Okay, let's think this out.
We have $t = \log_b n; b^t = n$. We want to find the range of $v$ so that $|n - b^v|< 1/2$ and how many decimal places $v$ may vary from $t$
So let $b^{v_1} = n - \frac 12$ so $v_1 = \log_b (n-\frac 12)$. So $t - v = \log_b n - \log_b (n - \frac 12) = \log_b {n}{n- \frac 12}$. How many leading zeros does this have? It has $\lfloor -\log_{10} (\log_b \frac{n}{n- \frac 12})\rfloor$ decimal places.

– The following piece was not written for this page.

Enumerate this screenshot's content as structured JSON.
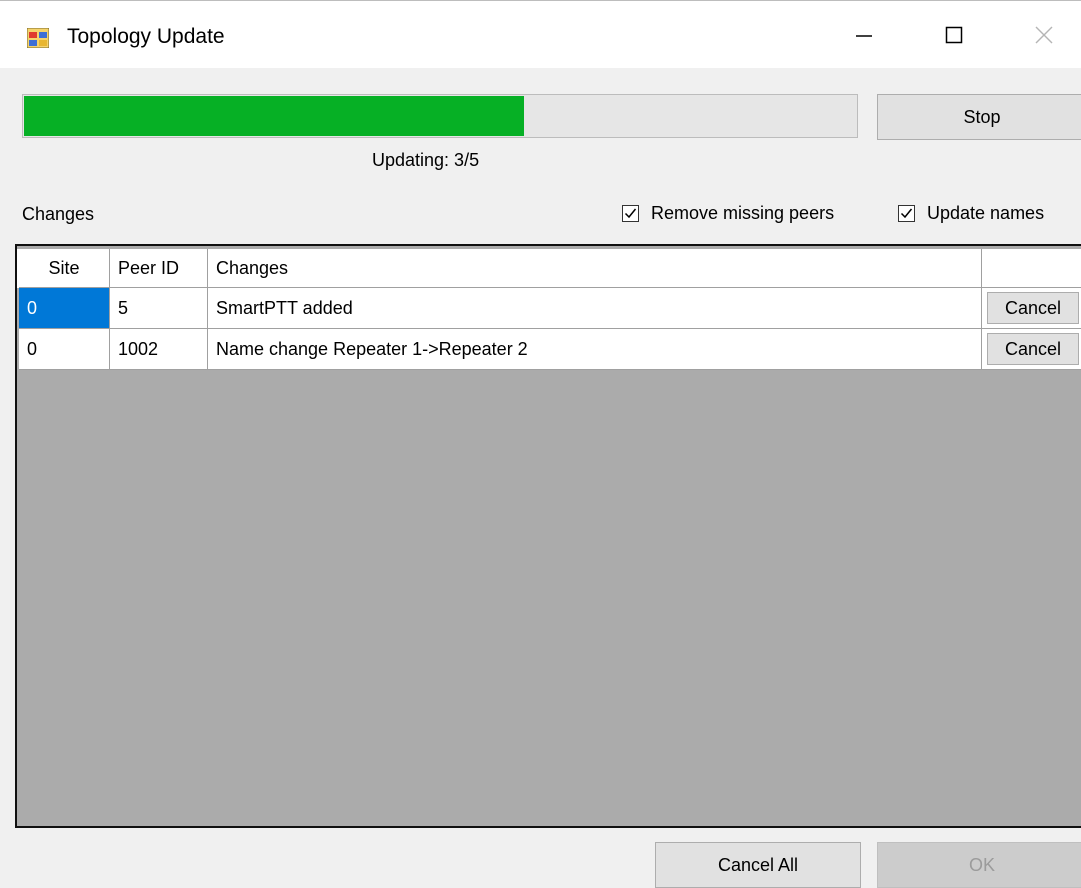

Likewise $b^{v_2} = n + \frac 12$ so $v_2$ is within $\lfloor-\log_{10}(\log_b \frac{n+\frac 12}n)\rfloor$ decimal places.
So to find $round[b^v] = n$ we need to solve $v = \log_b n$ within $\min (\lfloor -\log_{10} (\log_b \frac{n}{n- \frac 12})\rfloor,\lfloor-\log_{10}(\log_b \frac{n+\frac 12}n)\rfloor) = \lfloor -\log_{10} (\log_b \frac{n}{n- \frac 12})\rfloor$ decimal places.
.....
Hmm I guess I should test that.
If $8^t = 5,673$ then $t = \log_8 5673 = \ln 5673/\ln 8 = 4.1566320495569725555773549220362$. If we calculate that to within $[-\log_{10} \log_8 {\frac {5673}{5672.5}}]=[-\log \log_8 \frac {11346}{11345}] = [-\log 4.2386703739308141293762517391067e-5] = [4.3727703556302006379851110164063] = 4$.
So $8^{4.1566} = 5672.6219344912076083978179288225$. Yep, that's within a margin of error of 1/2. Seems to work.